Well, I say “us.” I mean Portland. As a poet-student/waitress-playwright for most of my early years here, I did not shop at Amaryllis. In fact, the main reason I ever set foot in the store was to collect my then-roommate and best-friend-from-high-school, Deb Chapman, who worked as a manager there. Deb and I were both shopgirls in the Old Port during and right after college. She was heading for a career in New York fashion, and she was motivated and directed, working first at Joseph’s and then for Susan. I, on the other hand, was drifting and dreaming, working in a record store, reading James Joyce and smoking cigarettes behind the counter, waiting for some artist or musician to come in and save me from it all. (They did come in, but save me, they did not.)

I was struck by the way Deb saw Susan as a mentor, by how much she was learning from her. She’d talk about work with a passion I didn’t understand. I think everyone in Susan’s orbit shared that passion, which seemed weird to me, since I couldn’t imagine at that stage in my life how commerce could stir the soul. Books stirred the soul. Selling things did not.

But whether you were a customer or not, that Amaryllis window was an important Portland landmark. You watched that window like a billboard to know what was going on. I always knew that if I ever had the means (or the interest in my appearance), that’s where I’d shop.

And so it was fitting that when I finally was to be married in 1999, my dress came from Amaryllis. I was walking down Exchange Street with my friend Lesley, and we stopped in front of that window. Lesley had been one of my closest Portland friends almost since the beginning, and she was about to move to Tucson. We were on our way to have dinner or a beer when I saw a (almost goofy) bridal dress in Amaryllis’ window with a satin bodice and a tulle skirt, like a tutu. “That’s what I want my wedding dress to look like!” I announced. (OK, maybe we passed by the window after beers.) My friend begged me to try it on. Since she wasn’t going to be here to help me with my wedding, she’d at least like to see me try on one dress. So, in we trotted. The tutu made me look like one of the hippos in Fantasia, but Lesley had another gown – a very Jackie Kennedy/Audrey Hepburn number – waiting for me. I tried it on. It was me. The fact is was an Amaryllis dress sealed the deal.

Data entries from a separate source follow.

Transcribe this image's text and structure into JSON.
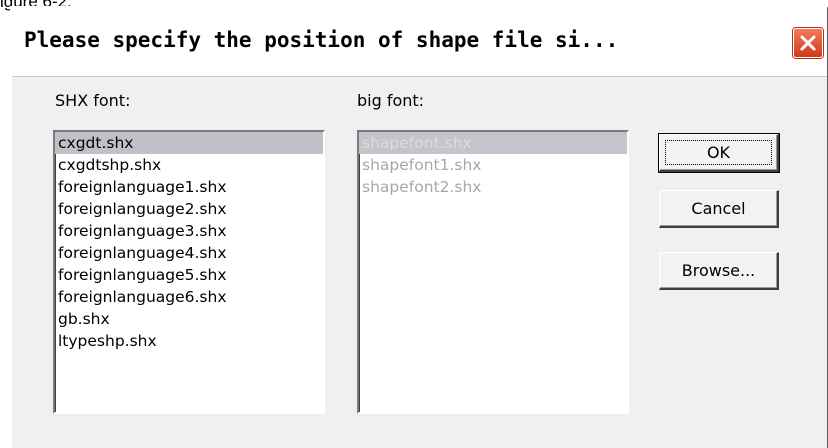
{
  "caption": "igure 6-2.",
  "dialog": {
    "title": "Please specify the position of shape file si...",
    "close_icon": "close-x-icon"
  },
  "shx": {
    "label": "SHX font:",
    "items": [
      "cxgdt.shx",
      "cxgdtshp.shx",
      "foreignlanguage1.shx",
      "foreignlanguage2.shx",
      "foreignlanguage3.shx",
      "foreignlanguage4.shx",
      "foreignlanguage5.shx",
      "foreignlanguage6.shx",
      "gb.shx",
      "ltypeshp.shx"
    ],
    "selected": "cxgdt.shx"
  },
  "big": {
    "label": "big font:",
    "items": [
      "shapefont.shx",
      "shapefont1.shx",
      "shapefont2.shx"
    ],
    "selected": "shapefont.shx"
  },
  "buttons": {
    "ok": "OK",
    "cancel": "Cancel",
    "browse": "Browse..."
  },
  "colors": {
    "close_button": "#e05a3a",
    "selection": "#c0c0c8",
    "dialog_bg": "#f0f0f0"
  }
}
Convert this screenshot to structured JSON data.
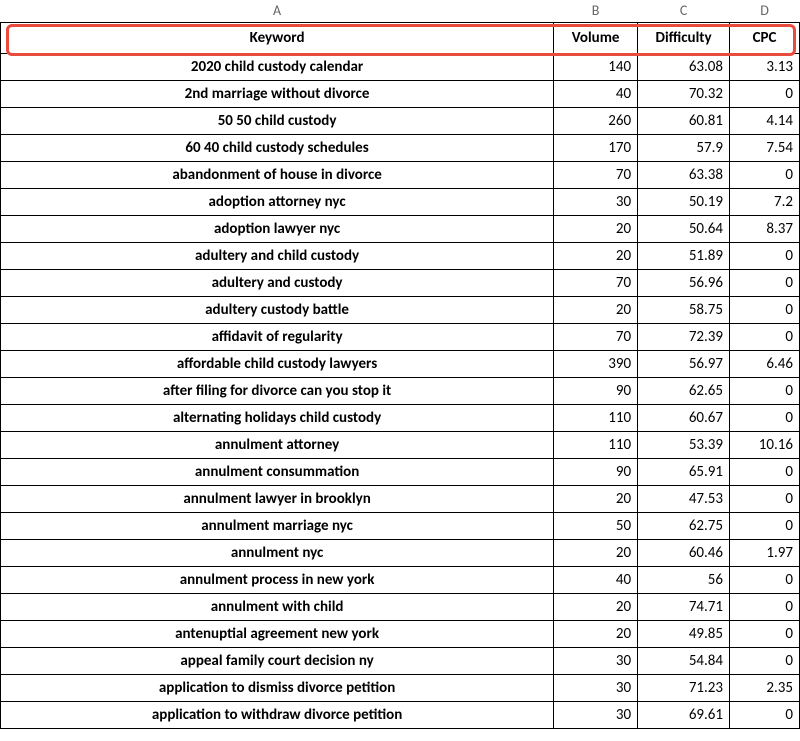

The problem with living someplace as long as some of us old-timers have is that you get proprietary, you have a sense of ownership over things – and people. I complain a lot about how dandified Portland has become. I lament the Whole Foods and the condos and the frigging parking garage on India Street and the Hilton Gardens and the cult of celebrity chefs and the cruise-ship passengers asking if these quaint shops ever close for the season and the ilk of people getting in my way at Micucci’s and Standard.

John and I often talk about getting out of Dodge, that the time to move on has come, but we hold our ground. We hold our ground because Portland is the type of city that is always going to rankle or rile. I declared Portland beat in the early ‘80s and again in the early oughts, and many times in between, but if you want to see beauty in a place, sometimes you have to look for it or create it yourself. 

If I may presume, I think that’s the way Susan Bergier saw life: She not only saw beauty, she made beauty – and that’s the legacy she leaves us with.

Elizabeth Peavey’s column appears here once a month. A Web site dedicated to Bergier can be found at www.susanbergier.com.